Autoria: Senadora Eliziane Gama
ITEM 2
REQUERIMENTO Nº 72, DE 2021
Convida, para audiência pública, Drª Melania Maria Ramos de Amorim, ginecologista e obstetra, integrante do Grupo Brasileiro de Estudos de COVID-19 e Gravidez.
Autoria: Senadora Daniella Ribeiro
São esses os requerimentos.
Os Senadores que concordam permaneçam como se encontram. (Pausa.)
Estão aprovados em votação em bloco.
Encerramento.
Não havendo nada mais a tratar, eu agradeço a presença de todos, convidando-os para a próxima reunião a realizar-se no dia 21 de maio, sexta-feira, às 10h, para uma audiência pública muito especial, justamente com especialistas, para debater o impacto da contaminação da Covid na gravidez, nas gestantes e nas lactantes. É um requerimento da Senadora Daniella Ribeiro.
Eu declaro, neste momento, encerrada a presente reunião.
Uma boa tarde a todos os nossos companheiros.
Muito obrigado à Kátia por ter se apresentado aqui e muito agradecido pelas parabenizações que vocês dirigiram a mim. Eu fiquei calado porque, depois de certa idade, é melhor deixar passar... (Risos.)
Pode falar, Senadora Soraya. Fale, Soraya.

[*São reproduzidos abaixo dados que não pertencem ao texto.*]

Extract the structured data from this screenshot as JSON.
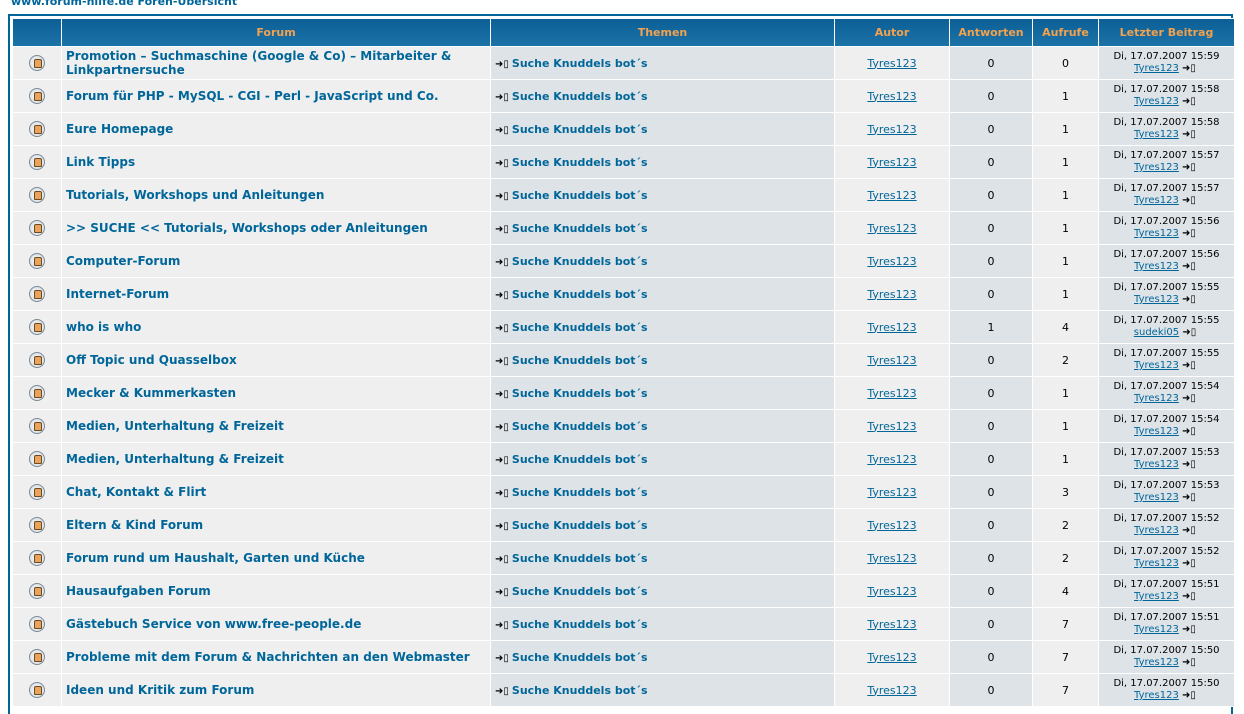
{
  "page_title": "www.forum-hilfe.de Foren-Übersicht",
  "columns": [
    "Forum",
    "Themen",
    "Autor",
    "Antworten",
    "Aufrufe",
    "Letzter Beitrag"
  ],
  "colors": {
    "header": "#0b5f96",
    "header_text": "#f2a24e",
    "link": "#006699",
    "row1": "#efefef",
    "row2": "#dee3e7"
  },
  "icons": {
    "forum": "folder-icon",
    "topic": "arrow-to-post-icon",
    "last": "go-to-last-post-icon"
  },
  "rows": [
    {
      "forum": "Promotion – Suchmaschine (Google & Co) – Mitarbeiter & Linkpartnersuche",
      "topic": "Suche Knuddels bot´s",
      "author": "Tyres123",
      "replies": "0",
      "views": "0",
      "date": "Di, 17.07.2007 15:59",
      "last_user": "Tyres123"
    },
    {
      "forum": "Forum für PHP - MySQL - CGI - Perl - JavaScript und Co.",
      "topic": "Suche Knuddels bot´s",
      "author": "Tyres123",
      "replies": "0",
      "views": "1",
      "date": "Di, 17.07.2007 15:58",
      "last_user": "Tyres123"
    },
    {
      "forum": "Eure Homepage",
      "topic": "Suche Knuddels bot´s",
      "author": "Tyres123",
      "replies": "0",
      "views": "1",
      "date": "Di, 17.07.2007 15:58",
      "last_user": "Tyres123"
    },
    {
      "forum": "Link Tipps",
      "topic": "Suche Knuddels bot´s",
      "author": "Tyres123",
      "replies": "0",
      "views": "1",
      "date": "Di, 17.07.2007 15:57",
      "last_user": "Tyres123"
    },
    {
      "forum": "Tutorials, Workshops und Anleitungen",
      "topic": "Suche Knuddels bot´s",
      "author": "Tyres123",
      "replies": "0",
      "views": "1",
      "date": "Di, 17.07.2007 15:57",
      "last_user": "Tyres123"
    },
    {
      "forum": ">> SUCHE << Tutorials, Workshops oder Anleitungen",
      "topic": "Suche Knuddels bot´s",
      "author": "Tyres123",
      "replies": "0",
      "views": "1",
      "date": "Di, 17.07.2007 15:56",
      "last_user": "Tyres123"
    },
    {
      "forum": "Computer-Forum",
      "topic": "Suche Knuddels bot´s",
      "author": "Tyres123",
      "replies": "0",
      "views": "1",
      "date": "Di, 17.07.2007 15:56",
      "last_user": "Tyres123"
    },
    {
      "forum": "Internet-Forum",
      "topic": "Suche Knuddels bot´s",
      "author": "Tyres123",
      "replies": "0",
      "views": "1",
      "date": "Di, 17.07.2007 15:55",
      "last_user": "Tyres123"
    },
    {
      "forum": "who is who",
      "topic": "Suche Knuddels bot´s",
      "author": "Tyres123",
      "replies": "1",
      "views": "4",
      "date": "Di, 17.07.2007 15:55",
      "last_user": "sudeki05"
    },
    {
      "forum": "Off Topic und Quasselbox",
      "topic": "Suche Knuddels bot´s",
      "author": "Tyres123",
      "replies": "0",
      "views": "2",
      "date": "Di, 17.07.2007 15:55",
      "last_user": "Tyres123"
    },
    {
      "forum": "Mecker & Kummerkasten",
      "topic": "Suche Knuddels bot´s",
      "author": "Tyres123",
      "replies": "0",
      "views": "1",
      "date": "Di, 17.07.2007 15:54",
      "last_user": "Tyres123"
    },
    {
      "forum": "Medien, Unterhaltung & Freizeit",
      "topic": "Suche Knuddels bot´s",
      "author": "Tyres123",
      "replies": "0",
      "views": "1",
      "date": "Di, 17.07.2007 15:54",
      "last_user": "Tyres123"
    },
    {
      "forum": "Medien, Unterhaltung & Freizeit",
      "topic": "Suche Knuddels bot´s",
      "author": "Tyres123",
      "replies": "0",
      "views": "1",
      "date": "Di, 17.07.2007 15:53",
      "last_user": "Tyres123"
    },
    {
      "forum": "Chat, Kontakt & Flirt",
      "topic": "Suche Knuddels bot´s",
      "author": "Tyres123",
      "replies": "0",
      "views": "3",
      "date": "Di, 17.07.2007 15:53",
      "last_user": "Tyres123"
    },
    {
      "forum": "Eltern & Kind Forum",
      "topic": "Suche Knuddels bot´s",
      "author": "Tyres123",
      "replies": "0",
      "views": "2",
      "date": "Di, 17.07.2007 15:52",
      "last_user": "Tyres123"
    },
    {
      "forum": "Forum rund um Haushalt, Garten und Küche",
      "topic": "Suche Knuddels bot´s",
      "author": "Tyres123",
      "replies": "0",
      "views": "2",
      "date": "Di, 17.07.2007 15:52",
      "last_user": "Tyres123"
    },
    {
      "forum": "Hausaufgaben Forum",
      "topic": "Suche Knuddels bot´s",
      "author": "Tyres123",
      "replies": "0",
      "views": "4",
      "date": "Di, 17.07.2007 15:51",
      "last_user": "Tyres123"
    },
    {
      "forum": "Gästebuch Service von www.free-people.de",
      "topic": "Suche Knuddels bot´s",
      "author": "Tyres123",
      "replies": "0",
      "views": "7",
      "date": "Di, 17.07.2007 15:51",
      "last_user": "Tyres123"
    },
    {
      "forum": "Probleme mit dem Forum & Nachrichten an den Webmaster",
      "topic": "Suche Knuddels bot´s",
      "author": "Tyres123",
      "replies": "0",
      "views": "7",
      "date": "Di, 17.07.2007 15:50",
      "last_user": "Tyres123"
    },
    {
      "forum": "Ideen und Kritik zum Forum",
      "topic": "Suche Knuddels bot´s",
      "author": "Tyres123",
      "replies": "0",
      "views": "7",
      "date": "Di, 17.07.2007 15:50",
      "last_user": "Tyres123"
    }
  ]
}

A SRA. SORAYA THRONICKE (Bloco Parlamentar PODEMOS/PSDB/PSL/PSL - MS. Pela ordem.) – Eu peço desculpas porque estou fazendo duas reuniões aqui simultaneamente.
Seria só para o senhor me confirmar rapidamente a resposta do Secretário do Ministério da Saúde em relação ao prazo de vacinação da Pfizer de 21 dias ou de três meses... Com o que ele se comprometeu? Porque eu tive que me desligar por um minuto...
O SR. PRESIDENTE (Confúcio Moura. Bloco Parlamentar Unidos pelo Brasil/MDB - RO) – Ele falou o seguinte: que, devido à pequena quantidade que está chegando, eles estão vacinando e pedindo um prazo maior até que cheguem outras doses. Mas eu vou, em nome da Comissão, Senadora Soraya, fazer um expediente hoje para que ele responda oficialmente e eu possa fazer a leitura para a senhora. Então, era só isso mesmo.
A SRA. SORAYA THRONICKE (Bloco Parlamentar PODEMOS/PSDB/PSL/PSL - MS) – É preocupante...
O SR. PRESIDENTE (Confúcio Moura. Bloco Parlamentar Unidos pelo Brasil/MDB - RO) – Um abraço para você.
A SRA. SORAYA THRONICKE (Bloco Parlamentar PODEMOS/PSDB/PSL/PSL - MS) – Obrigada.
O SR. PRESIDENTE (Confúcio Moura. Bloco Parlamentar Unidos pelo Brasil/MDB - RO) – Um abraço a todos.
Está encerrada a nossa audiência.
Um abração para todos vocês.
Até logo.
(Iniciada às 10 horas e 14 minutos, a reunião é encerrada às 12 horas e 31 minutos.)